Wind has surpassed hydro as the most-used source of renewable electricity in the U.S. last year, according to the country's Energy Information Administration (EIA) on Wednesday.
U.S. annual wind generation in 2019 exceeded hydroelectric generation for the first time to become the top renewable source of electricity generation in the country, the EIA said.
Annual wind generation in the U.S. totaled 300 million megawatt-hours (MWh) in 2019, exceeding hydroelectric generation by 26 million MWh, according to the EIA.
"Wind generation has increased steadily during the past decade, in part because the Production Tax Credit (PTC), which drove wind capacity additions, was extended," the statement said.
PTC is an incentive by the U.S. federal government that provides financial support for the development of renewable energy facilities for companies that generate electricity from wind, geothermal, and bioenergy. On Dec. 20, 2019, U.S. President Donald Trump signed a bill extending the current PTC for wind for an additional year.

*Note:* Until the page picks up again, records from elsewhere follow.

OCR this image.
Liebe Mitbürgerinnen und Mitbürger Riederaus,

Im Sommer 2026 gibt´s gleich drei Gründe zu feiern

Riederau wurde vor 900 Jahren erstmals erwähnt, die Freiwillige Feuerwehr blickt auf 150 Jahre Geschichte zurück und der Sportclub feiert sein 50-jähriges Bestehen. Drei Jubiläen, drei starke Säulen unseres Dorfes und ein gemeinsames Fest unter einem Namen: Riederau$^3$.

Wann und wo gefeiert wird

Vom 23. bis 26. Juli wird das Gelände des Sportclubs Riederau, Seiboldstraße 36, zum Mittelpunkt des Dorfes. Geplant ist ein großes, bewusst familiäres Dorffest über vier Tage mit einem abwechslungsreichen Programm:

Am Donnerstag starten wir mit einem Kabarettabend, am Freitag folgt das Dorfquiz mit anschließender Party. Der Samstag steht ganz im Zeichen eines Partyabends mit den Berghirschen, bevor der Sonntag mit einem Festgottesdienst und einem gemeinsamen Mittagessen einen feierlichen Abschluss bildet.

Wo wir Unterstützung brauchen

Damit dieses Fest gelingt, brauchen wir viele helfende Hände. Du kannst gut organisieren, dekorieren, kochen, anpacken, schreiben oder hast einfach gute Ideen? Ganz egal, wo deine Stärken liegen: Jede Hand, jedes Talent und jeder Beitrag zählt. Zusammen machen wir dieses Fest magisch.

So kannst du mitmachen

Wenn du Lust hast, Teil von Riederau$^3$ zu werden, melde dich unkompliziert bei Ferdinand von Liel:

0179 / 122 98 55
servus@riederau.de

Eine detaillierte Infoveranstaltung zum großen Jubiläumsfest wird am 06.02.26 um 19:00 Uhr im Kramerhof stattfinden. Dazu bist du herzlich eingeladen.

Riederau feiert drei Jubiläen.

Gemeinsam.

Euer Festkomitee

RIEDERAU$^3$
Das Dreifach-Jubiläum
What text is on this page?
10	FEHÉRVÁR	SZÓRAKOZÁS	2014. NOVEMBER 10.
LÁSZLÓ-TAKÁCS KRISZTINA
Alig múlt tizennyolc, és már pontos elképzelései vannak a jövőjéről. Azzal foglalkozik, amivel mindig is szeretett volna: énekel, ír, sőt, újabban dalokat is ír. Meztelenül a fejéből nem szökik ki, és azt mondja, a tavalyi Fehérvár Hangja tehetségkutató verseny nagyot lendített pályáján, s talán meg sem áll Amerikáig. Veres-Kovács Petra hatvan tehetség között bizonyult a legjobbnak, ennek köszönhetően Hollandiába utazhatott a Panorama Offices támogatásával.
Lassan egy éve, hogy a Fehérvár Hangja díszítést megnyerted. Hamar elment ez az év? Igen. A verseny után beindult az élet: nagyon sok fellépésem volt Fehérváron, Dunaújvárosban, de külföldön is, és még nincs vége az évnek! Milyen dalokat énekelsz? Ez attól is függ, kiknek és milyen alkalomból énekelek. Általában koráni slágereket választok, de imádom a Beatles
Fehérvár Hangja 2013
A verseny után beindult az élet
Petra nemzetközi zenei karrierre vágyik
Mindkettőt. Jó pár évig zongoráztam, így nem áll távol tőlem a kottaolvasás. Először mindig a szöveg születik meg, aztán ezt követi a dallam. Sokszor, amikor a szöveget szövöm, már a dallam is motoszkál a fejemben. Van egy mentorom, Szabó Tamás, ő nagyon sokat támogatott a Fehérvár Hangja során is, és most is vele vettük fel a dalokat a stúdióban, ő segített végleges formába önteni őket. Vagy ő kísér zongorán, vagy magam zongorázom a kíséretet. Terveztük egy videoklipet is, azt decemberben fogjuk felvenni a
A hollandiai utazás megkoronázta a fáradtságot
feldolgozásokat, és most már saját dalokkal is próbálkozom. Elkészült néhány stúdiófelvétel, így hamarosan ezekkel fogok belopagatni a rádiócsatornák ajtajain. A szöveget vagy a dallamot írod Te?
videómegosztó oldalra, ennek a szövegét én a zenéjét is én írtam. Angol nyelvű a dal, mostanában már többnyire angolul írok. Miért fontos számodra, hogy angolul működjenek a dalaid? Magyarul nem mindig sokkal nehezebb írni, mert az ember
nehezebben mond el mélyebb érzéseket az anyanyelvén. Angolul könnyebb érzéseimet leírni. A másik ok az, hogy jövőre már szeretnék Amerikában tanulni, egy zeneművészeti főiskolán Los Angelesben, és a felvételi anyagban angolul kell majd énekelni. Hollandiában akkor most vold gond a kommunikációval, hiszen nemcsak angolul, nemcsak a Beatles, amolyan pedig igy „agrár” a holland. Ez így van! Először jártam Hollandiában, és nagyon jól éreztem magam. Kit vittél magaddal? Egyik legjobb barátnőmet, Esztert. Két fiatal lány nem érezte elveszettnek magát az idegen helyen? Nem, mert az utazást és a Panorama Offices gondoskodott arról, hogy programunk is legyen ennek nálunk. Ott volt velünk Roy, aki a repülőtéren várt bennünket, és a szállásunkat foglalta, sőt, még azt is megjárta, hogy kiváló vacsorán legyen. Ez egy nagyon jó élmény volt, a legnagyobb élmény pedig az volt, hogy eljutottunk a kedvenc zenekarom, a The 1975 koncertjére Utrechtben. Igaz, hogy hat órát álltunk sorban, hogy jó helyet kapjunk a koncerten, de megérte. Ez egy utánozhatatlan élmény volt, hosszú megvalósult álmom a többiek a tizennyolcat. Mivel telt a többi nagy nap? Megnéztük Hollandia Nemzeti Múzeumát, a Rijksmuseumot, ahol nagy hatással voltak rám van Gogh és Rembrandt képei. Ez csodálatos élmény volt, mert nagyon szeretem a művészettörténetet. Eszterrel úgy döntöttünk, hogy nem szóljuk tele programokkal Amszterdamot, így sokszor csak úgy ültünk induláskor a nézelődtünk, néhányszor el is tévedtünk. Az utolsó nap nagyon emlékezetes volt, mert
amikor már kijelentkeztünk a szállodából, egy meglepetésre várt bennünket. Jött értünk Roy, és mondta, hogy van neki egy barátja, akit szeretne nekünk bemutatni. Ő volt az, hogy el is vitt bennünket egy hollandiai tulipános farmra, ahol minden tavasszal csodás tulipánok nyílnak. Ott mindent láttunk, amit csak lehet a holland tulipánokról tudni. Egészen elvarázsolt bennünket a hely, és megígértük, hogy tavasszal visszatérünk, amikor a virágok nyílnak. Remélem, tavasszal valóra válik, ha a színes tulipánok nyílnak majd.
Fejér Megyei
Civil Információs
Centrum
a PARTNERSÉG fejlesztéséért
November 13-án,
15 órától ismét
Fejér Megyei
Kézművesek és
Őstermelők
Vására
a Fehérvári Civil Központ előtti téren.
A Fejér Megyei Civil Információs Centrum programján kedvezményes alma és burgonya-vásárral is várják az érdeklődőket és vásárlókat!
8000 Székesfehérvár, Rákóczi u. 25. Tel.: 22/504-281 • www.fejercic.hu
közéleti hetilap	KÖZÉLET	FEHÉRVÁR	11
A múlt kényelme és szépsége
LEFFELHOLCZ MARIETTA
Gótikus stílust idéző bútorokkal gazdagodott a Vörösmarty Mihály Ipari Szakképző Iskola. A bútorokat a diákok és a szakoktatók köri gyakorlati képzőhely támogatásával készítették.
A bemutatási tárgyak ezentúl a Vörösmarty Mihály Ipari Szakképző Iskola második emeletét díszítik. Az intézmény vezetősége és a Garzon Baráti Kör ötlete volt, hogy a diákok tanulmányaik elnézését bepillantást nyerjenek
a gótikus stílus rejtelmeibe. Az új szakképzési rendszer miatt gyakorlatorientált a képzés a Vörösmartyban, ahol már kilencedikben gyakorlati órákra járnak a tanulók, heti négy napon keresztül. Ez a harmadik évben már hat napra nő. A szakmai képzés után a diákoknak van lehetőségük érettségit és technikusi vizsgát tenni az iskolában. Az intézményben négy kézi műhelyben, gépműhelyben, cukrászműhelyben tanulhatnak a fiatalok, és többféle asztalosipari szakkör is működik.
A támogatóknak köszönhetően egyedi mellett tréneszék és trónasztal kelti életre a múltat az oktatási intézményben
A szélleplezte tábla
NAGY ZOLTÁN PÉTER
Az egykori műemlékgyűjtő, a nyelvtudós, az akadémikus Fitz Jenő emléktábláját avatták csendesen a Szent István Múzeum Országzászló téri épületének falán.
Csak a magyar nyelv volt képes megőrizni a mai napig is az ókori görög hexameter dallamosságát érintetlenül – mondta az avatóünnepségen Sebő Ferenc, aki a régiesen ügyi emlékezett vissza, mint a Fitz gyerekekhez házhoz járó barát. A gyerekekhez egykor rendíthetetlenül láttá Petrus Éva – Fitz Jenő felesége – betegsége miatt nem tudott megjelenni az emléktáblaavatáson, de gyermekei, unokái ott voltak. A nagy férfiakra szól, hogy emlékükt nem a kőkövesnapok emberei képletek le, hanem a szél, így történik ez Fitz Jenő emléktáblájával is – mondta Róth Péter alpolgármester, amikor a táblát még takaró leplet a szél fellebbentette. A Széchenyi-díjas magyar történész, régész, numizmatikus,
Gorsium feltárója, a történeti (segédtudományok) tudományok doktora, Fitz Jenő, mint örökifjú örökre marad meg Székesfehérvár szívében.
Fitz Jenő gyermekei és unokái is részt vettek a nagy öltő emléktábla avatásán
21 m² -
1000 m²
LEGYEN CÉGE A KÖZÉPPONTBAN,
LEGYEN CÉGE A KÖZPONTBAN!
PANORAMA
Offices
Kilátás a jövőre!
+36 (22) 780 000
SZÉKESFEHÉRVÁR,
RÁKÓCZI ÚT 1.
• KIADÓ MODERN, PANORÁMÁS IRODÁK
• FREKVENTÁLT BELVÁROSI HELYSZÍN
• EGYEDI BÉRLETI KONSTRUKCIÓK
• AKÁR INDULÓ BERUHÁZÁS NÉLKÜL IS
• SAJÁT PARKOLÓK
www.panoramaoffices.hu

"Wind capacity additions tend to come online during the fourth quarter of the year, most likely because of tax benefits," the EIA said.
In the U.S., wind capacity additions totaled 10 gigawatts (GW) in 2019, with 3.8 GW installed in the fourth quarter, making 2019 the second-largest year for wind capacity additions in the country after the year 2012, it added.
By the end of 2019, the U.S. had 103 GW of wind capacity, of which 77% was installed in the last decade, according to the EIA.